240 Ill. 554 | Ill. | 1909
delivered the opinion of the court:
Several matters are here urged as defenses to the bill. It will be necessary to discuss but one. The contract which it is claimed existed between Carney and Fletcher, and which Parriott swears that he, representing both parties, made with himself, is not evidenced by any writing. Where an agent sells real estate for another, in order to bind the principal it is not only necessary that the authority of the agent should be in writing, but also that the contract made by the agent, or some memorandum thereof, should be in writing and signed by the agent. Lasher v. Gardner, 124 Ill. 441.
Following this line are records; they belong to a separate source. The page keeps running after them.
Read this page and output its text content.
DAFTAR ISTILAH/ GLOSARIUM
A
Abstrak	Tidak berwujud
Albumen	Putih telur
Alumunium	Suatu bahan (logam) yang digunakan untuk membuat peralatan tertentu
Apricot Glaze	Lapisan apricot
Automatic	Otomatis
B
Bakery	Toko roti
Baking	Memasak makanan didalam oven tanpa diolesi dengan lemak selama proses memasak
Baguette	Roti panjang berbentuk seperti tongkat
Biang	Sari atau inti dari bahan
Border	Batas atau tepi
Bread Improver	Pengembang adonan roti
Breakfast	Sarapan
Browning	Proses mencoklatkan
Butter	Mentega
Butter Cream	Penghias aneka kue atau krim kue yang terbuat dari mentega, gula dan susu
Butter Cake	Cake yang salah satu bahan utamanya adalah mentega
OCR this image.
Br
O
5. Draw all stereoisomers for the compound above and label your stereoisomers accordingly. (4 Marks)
Appellee contends that “an inspection of the written option signed by Carney shows that it was an offer to sell the one-fourth interest for $2000, to be accepted by the end of the 27th of January, 1908,” and relies upon Ullsperger v. Meyer, 217 Ill. 262, and other cases of that character in which specific performance has been decreed in favor of a vendee against a vendor where the latter had signed the contract or memorandum and the former had not. In each of those cases the identity of both vendor and vendee could be ascertained from the writing. Here no vendee is named or otherwise pointed out by the writing. It is true, the instrument states that Carney will upon demand, within the time limited, make a good and sufficient transfer of the interest to which the contract pertains; but to whom? Manifestly, to the person to whom Parriott should make a sale. The fact that Parriott had made a sale, the Statute of Frauds being interposed, could be evidenced, as against Carney, only by a writing signed by Parriott, acting as agent for Carney.
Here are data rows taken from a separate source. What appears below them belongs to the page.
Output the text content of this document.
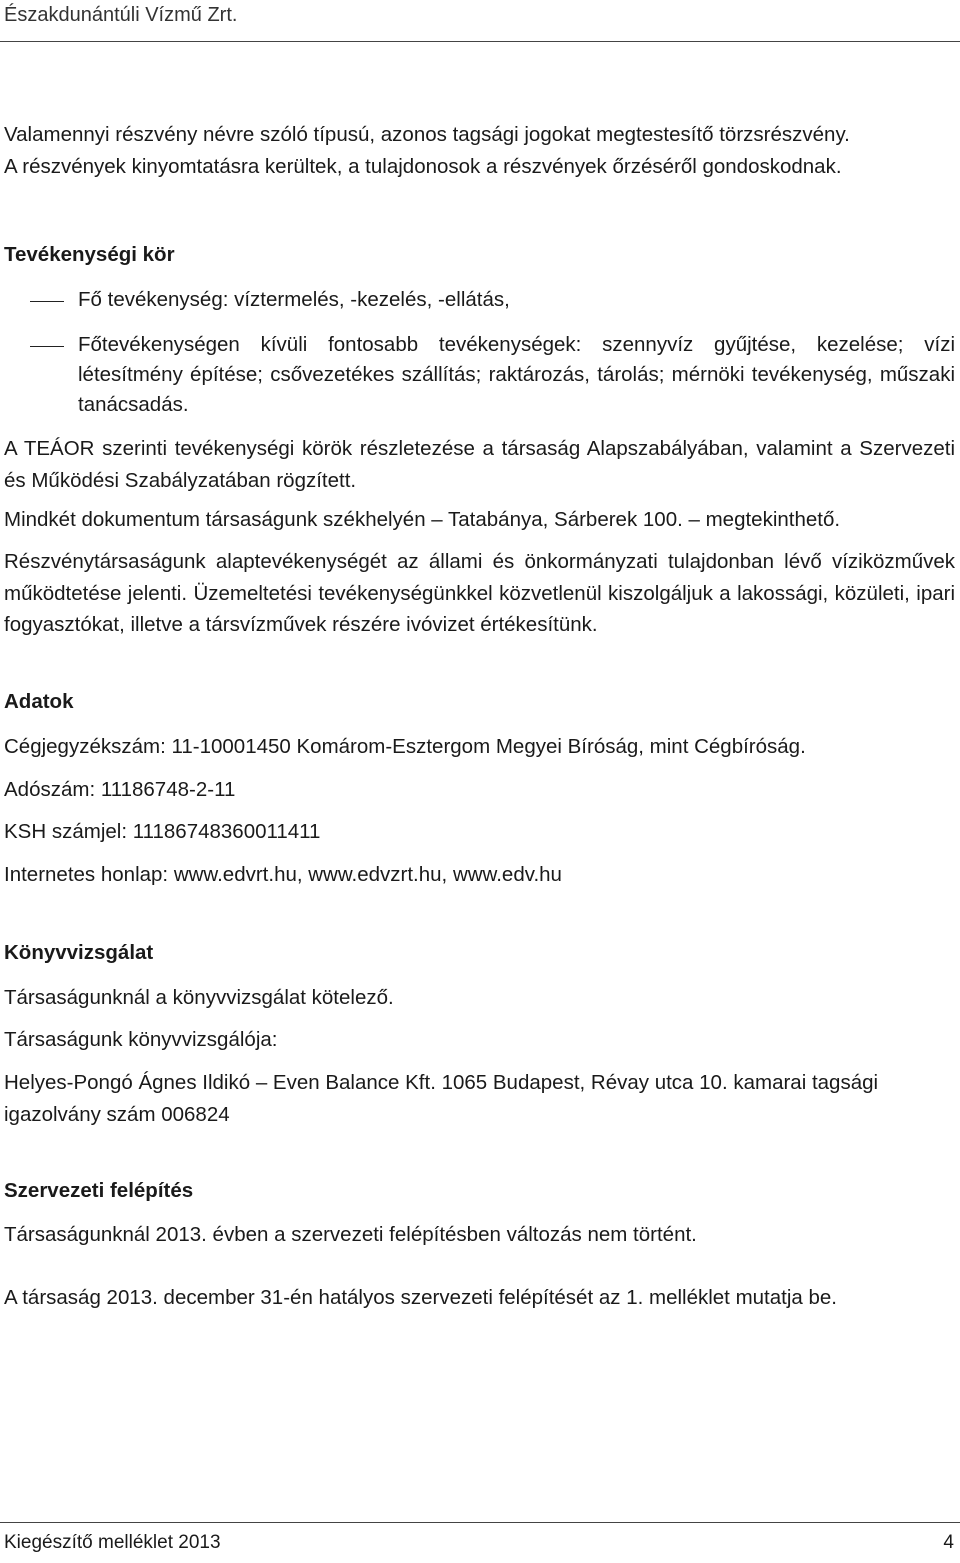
Északdunántúli Vízmű Zrt.

Valamennyi részvény névre szóló típusú, azonos tagsági jogokat megtestesítő törzsrészvény.

A részvények kinyomtatásra kerültek, a tulajdonosok a részvények őrzéséről gondoskodnak.

Tevékenységi kör

Fő tevékenység: víztermelés, -kezelés, -ellátás,

Főtevékenységen kívüli fontosabb tevékenységek: szennyvíz gyűjtése, kezelése; vízi létesítmény építése; csővezetékes szállítás; raktározás, tárolás; mérnöki tevékenység, műszaki tanácsadás.

A TEÁOR szerinti tevékenységi körök részletezése a társaság Alapszabályában, valamint a Szervezeti és Működési Szabályzatában rögzített.

Mindkét dokumentum társaságunk székhelyén – Tatabánya, Sárberek 100. – megtekinthető.

Részvénytársaságunk alaptevékenységét az állami és önkormányzati tulajdonban lévő víziközművek működtetése jelenti. Üzemeltetési tevékenységünkkel közvetlenül kiszolgáljuk a lakossági, közületi, ipari fogyasztókat, illetve a társvízművek részére ivóvizet értékesítünk.

Adatok

Cégjegyzékszám: 11-10001450 Komárom-Esztergom Megyei Bíróság, mint Cégbíróság.

Adószám: 11186748-2-11

KSH számjel: 11186748360011411

Internetes honlap: www.edvrt.hu, www.edvzrt.hu, www.edv.hu

Könyvvizsgálat

Társaságunknál a könyvvizsgálat kötelező.

Társaságunk könyvvizsgálója:

Helyes-Pongó Ágnes Ildikó – Even Balance Kft. 1065 Budapest, Révay utca 10. kamarai tagsági igazolvány szám 006824

Szervezeti felépítés

Társaságunknál 2013. évben a szervezeti felépítésben változás nem történt.

A társaság 2013. december 31-én hatályos szervezeti felépítését az 1. melléklet mutatja be.

Kiegészítő melléklet 2013	4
It is also urged by appellee that appellant should not now be permitted to insist upon the Statute of Frauds, for the reason that in his conversation with Parriott on January 27, 1908, he based his refusal to make a conveyance on other grounds and did not at that time suggest a defense founded upon this statute. Parriott did not then disclose to him the fact that the sale which he pretended to have made was not evidenced by any writing. Carney’s failure to suggest the defense now under consideration when the existence of that defense was known only to Parriott does not bar the right to assert it.
The decree of the circuit court will be reversed and the cause will be remanded, with directions to dismiss the bill for want of equity.
Reversed and remanded, with directions.